I cultivate patience when my friends and family make decisions I don't agree with or when I have to adhere to certain processes at work that feel like a waste of time. I cultivate patience when I get stuck behind a slower driver or get stuck in traffic on the way to an important appointment. Who am I kidding? I am my worst self when I'm slightly inconvenienced behind the wheel. I'm still a work in progress of course. We all are.
I don't think I'm alone in the feeling that big shifts are happening right now. It's all around us - in our community, our families, our state, our nation and our world. Whether we're in the messy middle of a big shift or we simply feel it's coming for us soon, this is the best time to cultivate a little patience of your own. That's the message that keeps coming up for me lately.
Sitting through the discomfort of change - or even the anticipatory discomfort of change - can be one of the most challenging aspects of life. It's a lesson we have to learn over and over again. Every day we're reminded of how little control we have over this one wild and precious life.
Then there is the matter of cultivating patience with ourselves. Learning to accept where we are on our journey without comparing it to others.
The mantra I keep coming back to during times like these? "I am where I am and that's OK."

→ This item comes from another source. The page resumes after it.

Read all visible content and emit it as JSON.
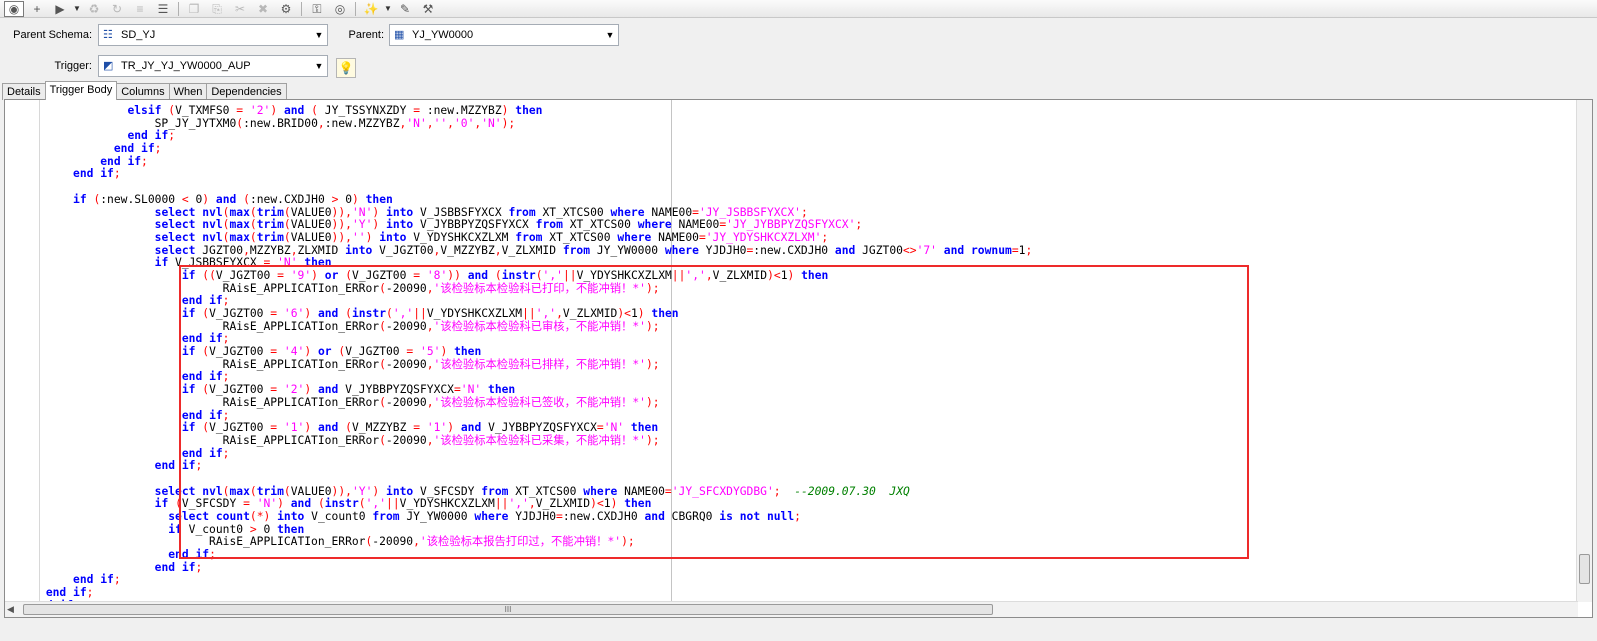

So how do we practice cultivating patience? I think it includes a practice of meditation to slow down the mind and leave space between the action and the reaction. It takes a lot of self-reflection to notice when it's happening. We have to make peace with the fact that our brains want to immediately react and steer us out of discomfort. You, as the observer of your brain, can decide to not act on that impulse.
That means not responding immediately to an email when you're angry. It means not making hasty decisions when your brain is in fight or flight mode. It's also having faith that the answers will come to you in good time. There's no need to rush. Sometimes you'll agonize over a decision for weeks only for it to work itself out without you. Think of all that energy that could have been spent elsewhere in your life.
It's hard work, but keep returning to yourself as many times as it takes.